Tussen september 2020 en december 2021 kon Stad Oostende via de coronasteun elke Oostendenaar ondersteunen die omwille van de pandemie in een financiële of materiële noodsituatie terecht kwam. Het ging in totaal over 990.000 euro federale middelen die bij 956 Oostendse gezinnen terecht kwamen. Stad Oostende koos voor een aanpak op maat en beoordeelde elk dossier individueel. Hierdoor konden hulpvragen zeer gericht in kaart worden gebracht.

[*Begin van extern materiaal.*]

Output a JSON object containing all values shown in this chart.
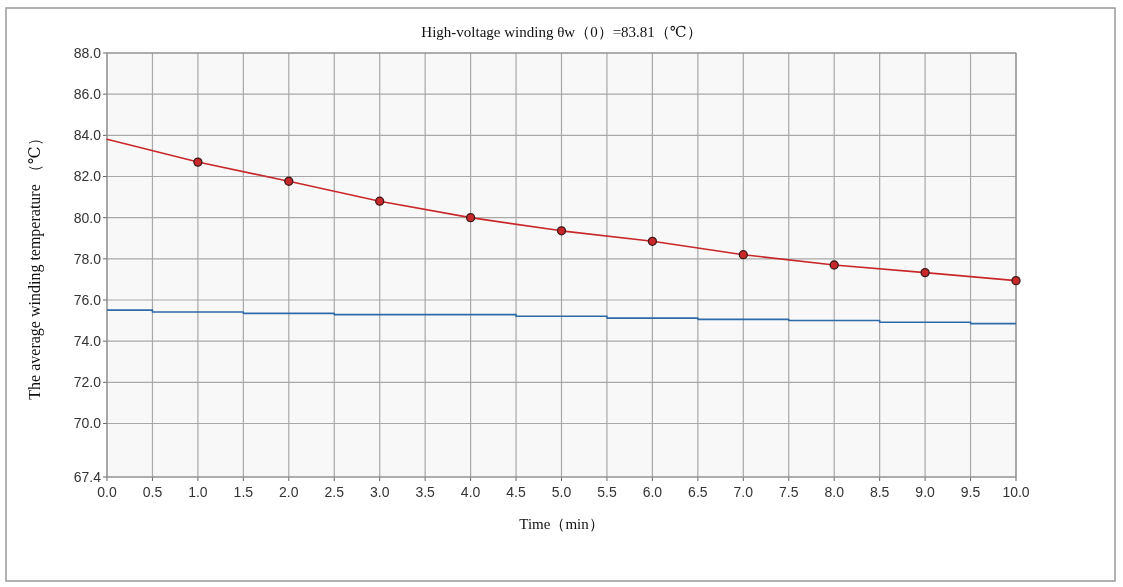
{
  "chart_data": {
    "type": "line",
    "title": "High-voltage winding θw（0）=83.81（℃）",
    "xlabel": "Time（min）",
    "ylabel": "The average winding temperature （℃）",
    "xlim": [
      0,
      10
    ],
    "xticks": [
      {
        "value": 0,
        "label": "0.0"
      },
      {
        "value": 0.5,
        "label": "0.5"
      },
      {
        "value": 1,
        "label": "1.0"
      },
      {
        "value": 1.5,
        "label": "1.5"
      },
      {
        "value": 2,
        "label": "2.0"
      },
      {
        "value": 2.5,
        "label": "2.5"
      },
      {
        "value": 3,
        "label": "3.0"
      },
      {
        "value": 3.5,
        "label": "3.5"
      },
      {
        "value": 4,
        "label": "4.0"
      },
      {
        "value": 4.5,
        "label": "4.5"
      },
      {
        "value": 5,
        "label": "5.0"
      },
      {
        "value": 5.5,
        "label": "5.5"
      },
      {
        "value": 6,
        "label": "6.0"
      },
      {
        "value": 6.5,
        "label": "6.5"
      },
      {
        "value": 7,
        "label": "7.0"
      },
      {
        "value": 7.5,
        "label": "7.5"
      },
      {
        "value": 8,
        "label": "8.0"
      },
      {
        "value": 8.5,
        "label": "8.5"
      },
      {
        "value": 9,
        "label": "9.0"
      },
      {
        "value": 9.5,
        "label": "9.5"
      },
      {
        "value": 10,
        "label": "10.0"
      }
    ],
    "ylim": [
      67.4,
      88
    ],
    "yticks": [
      {
        "value": 67.4,
        "label": "67.4"
      },
      {
        "value": 70,
        "label": "70.0"
      },
      {
        "value": 72,
        "label": "72.0"
      },
      {
        "value": 74,
        "label": "74.0"
      },
      {
        "value": 76,
        "label": "76.0"
      },
      {
        "value": 78,
        "label": "78.0"
      },
      {
        "value": 80,
        "label": "80.0"
      },
      {
        "value": 82,
        "label": "82.0"
      },
      {
        "value": 84,
        "label": "84.0"
      },
      {
        "value": 86,
        "label": "86.0"
      },
      {
        "value": 88,
        "label": "88.0"
      }
    ],
    "grid": true,
    "series": [
      {
        "type": "line",
        "color": "#c8282a",
        "x": [
          0,
          1,
          2,
          3,
          4,
          5,
          6,
          7,
          8,
          9,
          10
        ],
        "values": [
          83.81,
          82.7,
          81.77,
          80.8,
          80.0,
          79.36,
          78.85,
          78.2,
          77.7,
          77.33,
          76.94
        ]
      },
      {
        "type": "scatter",
        "marker": "circle",
        "color": "#c8282a",
        "x": [
          1,
          2,
          3,
          4,
          5,
          6,
          7,
          8,
          9,
          10
        ],
        "values": [
          82.7,
          81.77,
          80.8,
          80.0,
          79.36,
          78.85,
          78.2,
          77.7,
          77.33,
          76.94
        ]
      },
      {
        "type": "step",
        "color": "#2e6aa8",
        "x": [
          0,
          1,
          2,
          3,
          4,
          5,
          6,
          7,
          8,
          9,
          10
        ],
        "values": [
          75.51,
          75.42,
          75.35,
          75.29,
          75.29,
          75.21,
          75.12,
          75.06,
          75.0,
          74.92,
          74.85
        ]
      }
    ]
  }
}
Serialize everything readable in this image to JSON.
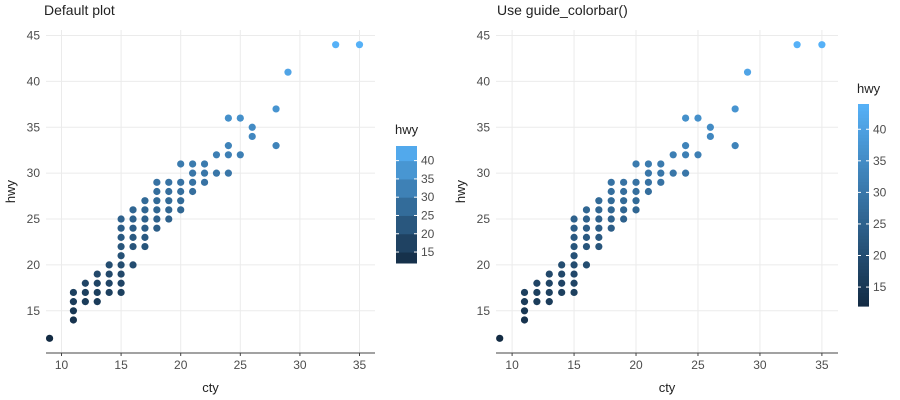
{
  "chart_data": [
    {
      "type": "scatter",
      "title": "Default plot",
      "xlabel": "cty",
      "ylabel": "hwy",
      "xlim": [
        8.7,
        36.3
      ],
      "ylim": [
        10.4,
        45.6
      ],
      "xticks": [
        10,
        15,
        20,
        25,
        30,
        35
      ],
      "yticks": [
        15,
        20,
        25,
        30,
        35,
        40,
        45
      ],
      "grid": true,
      "color_by": "hwy",
      "legend": {
        "title": "hwy",
        "position": "right",
        "kind": "stepped",
        "breaks": [
          15,
          20,
          25,
          30,
          35,
          40
        ],
        "range": [
          12,
          44
        ],
        "low_color": "#132B43",
        "high_color": "#56B1F7"
      },
      "points": [
        [
          9,
          12
        ],
        [
          11,
          14
        ],
        [
          11,
          15
        ],
        [
          11,
          16
        ],
        [
          11,
          17
        ],
        [
          12,
          16
        ],
        [
          12,
          17
        ],
        [
          12,
          18
        ],
        [
          13,
          16
        ],
        [
          13,
          17
        ],
        [
          13,
          18
        ],
        [
          13,
          19
        ],
        [
          14,
          17
        ],
        [
          14,
          18
        ],
        [
          14,
          19
        ],
        [
          14,
          20
        ],
        [
          15,
          17
        ],
        [
          15,
          18
        ],
        [
          15,
          19
        ],
        [
          15,
          20
        ],
        [
          15,
          21
        ],
        [
          15,
          22
        ],
        [
          15,
          23
        ],
        [
          15,
          24
        ],
        [
          15,
          25
        ],
        [
          16,
          20
        ],
        [
          16,
          22
        ],
        [
          16,
          23
        ],
        [
          16,
          24
        ],
        [
          16,
          25
        ],
        [
          16,
          26
        ],
        [
          17,
          22
        ],
        [
          17,
          23
        ],
        [
          17,
          24
        ],
        [
          17,
          25
        ],
        [
          17,
          26
        ],
        [
          17,
          27
        ],
        [
          18,
          24
        ],
        [
          18,
          25
        ],
        [
          18,
          26
        ],
        [
          18,
          27
        ],
        [
          18,
          28
        ],
        [
          18,
          29
        ],
        [
          19,
          25
        ],
        [
          19,
          26
        ],
        [
          19,
          27
        ],
        [
          19,
          28
        ],
        [
          19,
          29
        ],
        [
          20,
          26
        ],
        [
          20,
          27
        ],
        [
          20,
          28
        ],
        [
          20,
          29
        ],
        [
          20,
          31
        ],
        [
          21,
          28
        ],
        [
          21,
          29
        ],
        [
          21,
          30
        ],
        [
          21,
          31
        ],
        [
          22,
          29
        ],
        [
          22,
          30
        ],
        [
          22,
          31
        ],
        [
          23,
          30
        ],
        [
          23,
          32
        ],
        [
          24,
          30
        ],
        [
          24,
          32
        ],
        [
          24,
          33
        ],
        [
          24,
          36
        ],
        [
          25,
          32
        ],
        [
          25,
          36
        ],
        [
          26,
          34
        ],
        [
          26,
          35
        ],
        [
          28,
          33
        ],
        [
          28,
          37
        ],
        [
          29,
          41
        ],
        [
          33,
          44
        ],
        [
          35,
          44
        ]
      ]
    },
    {
      "type": "scatter",
      "title": "Use guide_colorbar()",
      "xlabel": "cty",
      "ylabel": "hwy",
      "xlim": [
        8.7,
        36.3
      ],
      "ylim": [
        10.4,
        45.6
      ],
      "xticks": [
        10,
        15,
        20,
        25,
        30,
        35
      ],
      "yticks": [
        15,
        20,
        25,
        30,
        35,
        40,
        45
      ],
      "grid": true,
      "color_by": "hwy",
      "legend": {
        "title": "hwy",
        "position": "right",
        "kind": "colorbar",
        "breaks": [
          15,
          20,
          25,
          30,
          35,
          40
        ],
        "range": [
          12,
          44
        ],
        "low_color": "#132B43",
        "high_color": "#56B1F7"
      },
      "points": "same-as-panel-1"
    }
  ]
}
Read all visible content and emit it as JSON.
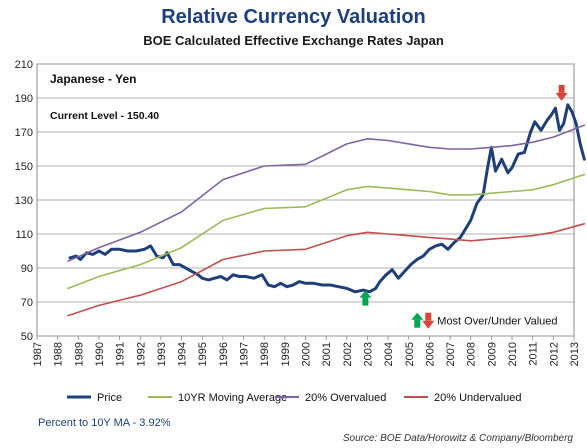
{
  "title": "Relative Currency Valuation",
  "subtitle": "BOE Calculated Effective Exchange Rates Japan",
  "footer_note": "Percent  to 10Y MA  -  3.92%",
  "source": "Source: BOE Data/Horowitz & Company/Bloomberg",
  "chart_data": {
    "type": "line",
    "title": "Relative Currency Valuation",
    "subtitle": "BOE Calculated Effective Exchange Rates Japan",
    "xlim": [
      1987,
      2013
    ],
    "ylim": [
      50,
      210
    ],
    "x_ticks": [
      "1987",
      "1988",
      "1989",
      "1990",
      "1991",
      "1992",
      "1993",
      "1994",
      "1995",
      "1996",
      "1997",
      "1998",
      "1999",
      "2000",
      "2001",
      "2002",
      "2003",
      "2004",
      "2005",
      "2006",
      "2007",
      "2008",
      "2009",
      "2010",
      "2011",
      "2012",
      "2013"
    ],
    "y_ticks": [
      50,
      70,
      90,
      110,
      130,
      150,
      170,
      190,
      210
    ],
    "legend_position": "bottom",
    "grid": "horizontal",
    "annotations": {
      "currency": "Japanese - Yen",
      "current_level": "Current  Level  -   150.40",
      "marker_legend": "Most Over/Under Valued"
    },
    "series": [
      {
        "name": "Price",
        "color": "#1f3f7a",
        "points": [
          [
            1988.6,
            96
          ],
          [
            1988.9,
            97
          ],
          [
            1989.1,
            95
          ],
          [
            1989.4,
            99
          ],
          [
            1989.7,
            98
          ],
          [
            1990.0,
            100
          ],
          [
            1990.3,
            98
          ],
          [
            1990.6,
            101
          ],
          [
            1991.0,
            101
          ],
          [
            1991.4,
            100
          ],
          [
            1991.8,
            100
          ],
          [
            1992.2,
            101
          ],
          [
            1992.5,
            103
          ],
          [
            1992.8,
            97
          ],
          [
            1993.1,
            96
          ],
          [
            1993.3,
            99
          ],
          [
            1993.6,
            92
          ],
          [
            1993.9,
            92
          ],
          [
            1994.2,
            90
          ],
          [
            1994.5,
            88
          ],
          [
            1994.8,
            86
          ],
          [
            1995.0,
            84
          ],
          [
            1995.3,
            83
          ],
          [
            1995.6,
            84
          ],
          [
            1995.9,
            85
          ],
          [
            1996.2,
            83
          ],
          [
            1996.5,
            86
          ],
          [
            1996.8,
            85
          ],
          [
            1997.1,
            85
          ],
          [
            1997.5,
            84
          ],
          [
            1997.9,
            86
          ],
          [
            1998.2,
            80
          ],
          [
            1998.5,
            79
          ],
          [
            1998.8,
            81
          ],
          [
            1999.1,
            79
          ],
          [
            1999.4,
            80
          ],
          [
            1999.7,
            82
          ],
          [
            2000.0,
            81
          ],
          [
            2000.4,
            81
          ],
          [
            2000.8,
            80
          ],
          [
            2001.2,
            80
          ],
          [
            2001.6,
            79
          ],
          [
            2002.0,
            78
          ],
          [
            2002.4,
            76
          ],
          [
            2002.8,
            77
          ],
          [
            2003.1,
            76
          ],
          [
            2003.4,
            78
          ],
          [
            2003.6,
            82
          ],
          [
            2003.9,
            86
          ],
          [
            2004.2,
            89
          ],
          [
            2004.5,
            84
          ],
          [
            2004.8,
            88
          ],
          [
            2005.1,
            92
          ],
          [
            2005.4,
            95
          ],
          [
            2005.7,
            97
          ],
          [
            2006.0,
            101
          ],
          [
            2006.3,
            103
          ],
          [
            2006.6,
            104
          ],
          [
            2006.9,
            101
          ],
          [
            2007.2,
            105
          ],
          [
            2007.5,
            108
          ],
          [
            2007.8,
            114
          ],
          [
            2008.0,
            118
          ],
          [
            2008.3,
            128
          ],
          [
            2008.6,
            133
          ],
          [
            2008.8,
            148
          ],
          [
            2009.0,
            161
          ],
          [
            2009.2,
            147
          ],
          [
            2009.5,
            154
          ],
          [
            2009.8,
            146
          ],
          [
            2010.0,
            149
          ],
          [
            2010.3,
            157
          ],
          [
            2010.6,
            158
          ],
          [
            2010.9,
            170
          ],
          [
            2011.1,
            176
          ],
          [
            2011.4,
            171
          ],
          [
            2011.7,
            177
          ],
          [
            2011.9,
            180
          ],
          [
            2012.1,
            184
          ],
          [
            2012.3,
            171
          ],
          [
            2012.5,
            175
          ],
          [
            2012.7,
            186
          ],
          [
            2012.9,
            182
          ],
          [
            2013.1,
            175
          ],
          [
            2013.3,
            163
          ],
          [
            2013.5,
            154
          ]
        ]
      },
      {
        "name": "10YR Moving Average",
        "color": "#9bbb59",
        "points": [
          [
            1988.5,
            78
          ],
          [
            1990,
            85
          ],
          [
            1992,
            92
          ],
          [
            1994,
            102
          ],
          [
            1996,
            118
          ],
          [
            1998,
            125
          ],
          [
            2000,
            126
          ],
          [
            2001,
            131
          ],
          [
            2002,
            136
          ],
          [
            2003,
            138
          ],
          [
            2004,
            137
          ],
          [
            2005,
            136
          ],
          [
            2006,
            135
          ],
          [
            2007,
            133
          ],
          [
            2008,
            133
          ],
          [
            2009,
            134
          ],
          [
            2010,
            135
          ],
          [
            2011,
            136
          ],
          [
            2012,
            139
          ],
          [
            2013.5,
            145
          ]
        ]
      },
      {
        "name": "20% Overvalued",
        "color": "#8064a2",
        "points": [
          [
            1988.5,
            94
          ],
          [
            1990,
            102
          ],
          [
            1992,
            111
          ],
          [
            1994,
            123
          ],
          [
            1996,
            142
          ],
          [
            1998,
            150
          ],
          [
            2000,
            151
          ],
          [
            2001,
            157
          ],
          [
            2002,
            163
          ],
          [
            2003,
            166
          ],
          [
            2004,
            165
          ],
          [
            2005,
            163
          ],
          [
            2006,
            161
          ],
          [
            2007,
            160
          ],
          [
            2008,
            160
          ],
          [
            2009,
            161
          ],
          [
            2010,
            162
          ],
          [
            2011,
            164
          ],
          [
            2012,
            167
          ],
          [
            2013.5,
            174
          ]
        ]
      },
      {
        "name": "20% Undervalued",
        "color": "#c0504d",
        "points": [
          [
            1988.5,
            62
          ],
          [
            1990,
            68
          ],
          [
            1992,
            74
          ],
          [
            1994,
            82
          ],
          [
            1996,
            95
          ],
          [
            1998,
            100
          ],
          [
            2000,
            101
          ],
          [
            2001,
            105
          ],
          [
            2002,
            109
          ],
          [
            2003,
            111
          ],
          [
            2004,
            110
          ],
          [
            2005,
            109
          ],
          [
            2006,
            108
          ],
          [
            2007,
            107
          ],
          [
            2008,
            106
          ],
          [
            2009,
            107
          ],
          [
            2010,
            108
          ],
          [
            2011,
            109
          ],
          [
            2012,
            111
          ],
          [
            2013.5,
            116
          ]
        ]
      }
    ],
    "markers": [
      {
        "direction": "up",
        "color": "#00a651",
        "x": 2002.9,
        "y": 72
      },
      {
        "direction": "down",
        "color": "#d9453a",
        "x": 2012.4,
        "y": 193
      }
    ]
  }
}
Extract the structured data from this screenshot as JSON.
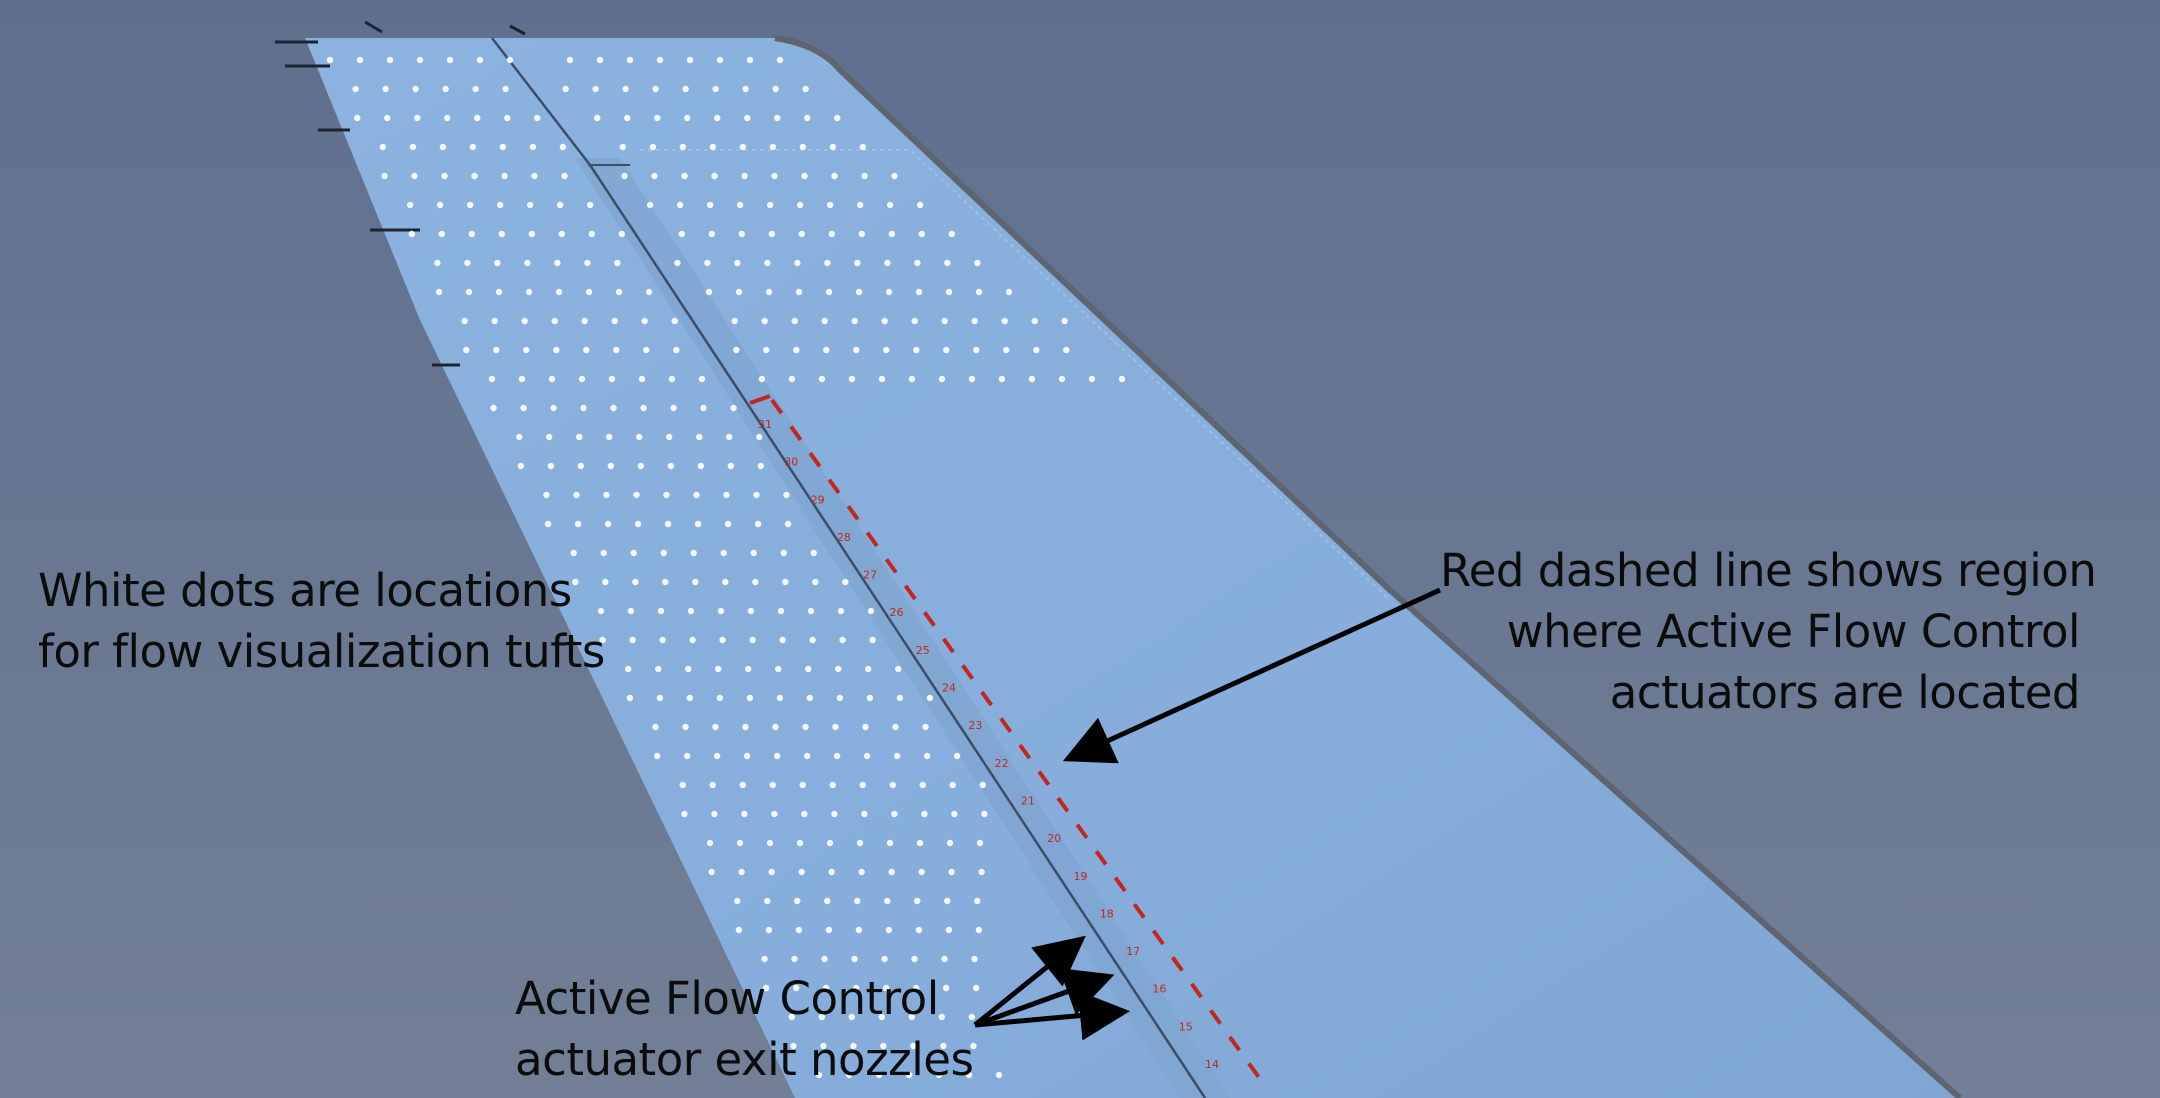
{
  "annotations": {
    "white_dots": [
      "White dots are locations",
      "for flow visualization tufts"
    ],
    "red_dashed": [
      "Red dashed line shows region",
      "where Active Flow Control",
      "actuators are located"
    ],
    "nozzles": [
      "Active Flow Control",
      "actuator exit nozzles"
    ]
  },
  "station_numbers": [
    "31",
    "30",
    "29",
    "28",
    "27",
    "26",
    "25",
    "24",
    "23",
    "22",
    "21",
    "20",
    "19",
    "18",
    "17",
    "16",
    "15",
    "14"
  ],
  "colors": {
    "sky_top": "#5f6f8e",
    "sky_bottom": "#717f97",
    "tail_skin": "#86aedb",
    "tail_skin_dark": "#7ea5d2",
    "actuator_dashes": "#c3261e",
    "arrows": "#000000",
    "dots": "#ffffff"
  }
}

In 2020, bij het begin van de coronacrisis, kregen heel wat steden en gemeenten een budget van de Federale overheid om toe te kennen aan inwoners die door de coronacrisis in financiële moeilijkheden waren geraakt. Voor Oostende liep dit bedrag op tot 990.000 euro.
Het broodnodige duwtje in de rug
Elke stad kon naargelang de behoefte zelf bepalen hoe dit budget zou worden toegekend. Oostende heeft hierbij niet gekozen voor een collectieve toekenning van bijvoorbeeld voedselbonnen of laptops, wel voor een aanpak op maat. De doelstelling hierbij was om álle Oostendenaars in nood te bereiken, en niet alleen die mensen die al gekend waren bij het OCMW. Dankzij deze persoonlijke benadering, met een beslissing voor elke individuele aanvraag, is dat ook gelukt.
Bij de Welzijnsdiensten van Stad Oostende zijn er tussen september 2020 en eind december 2021 zo’n 1.410 hulpvragen voor coronasteun binnengekomen. In 1.200 dossiers (85%) werd effectief ook steun toegekend. In totaal werden hiermee 956 gezinnen bereikt, die in deze coronatijden in de problemen waren gekomen.
Een derde van de geholpen cliënten waren ‘nieuw’, wat betekent dat 33% van de toekenningen gebeurde aan mensen die op dat moment geen ondersteuning kregen van het OCMW. De hulpverlening van Stad Oostende is ook een stuk laagdrempeliger en breder bekend geworden dankzij deze aanpak. Door de coronasteun konden de welzijnsdiensten op een preventieve manier met die mensen aan de slag gaan die op het randje balanceerden. De bedoeling van de steun was om ze het broodnodige duwtje in de rug te geven en dat is in grote mate gelukt. De drie grootste thema’s binnen alle toegekende steun zijn ondersteuning bij huisvesting (44%), onbetaalde facturen (21%) en digitale ondersteuning (13% – van belang bij het vele thuisonderwijs voor leerlingen).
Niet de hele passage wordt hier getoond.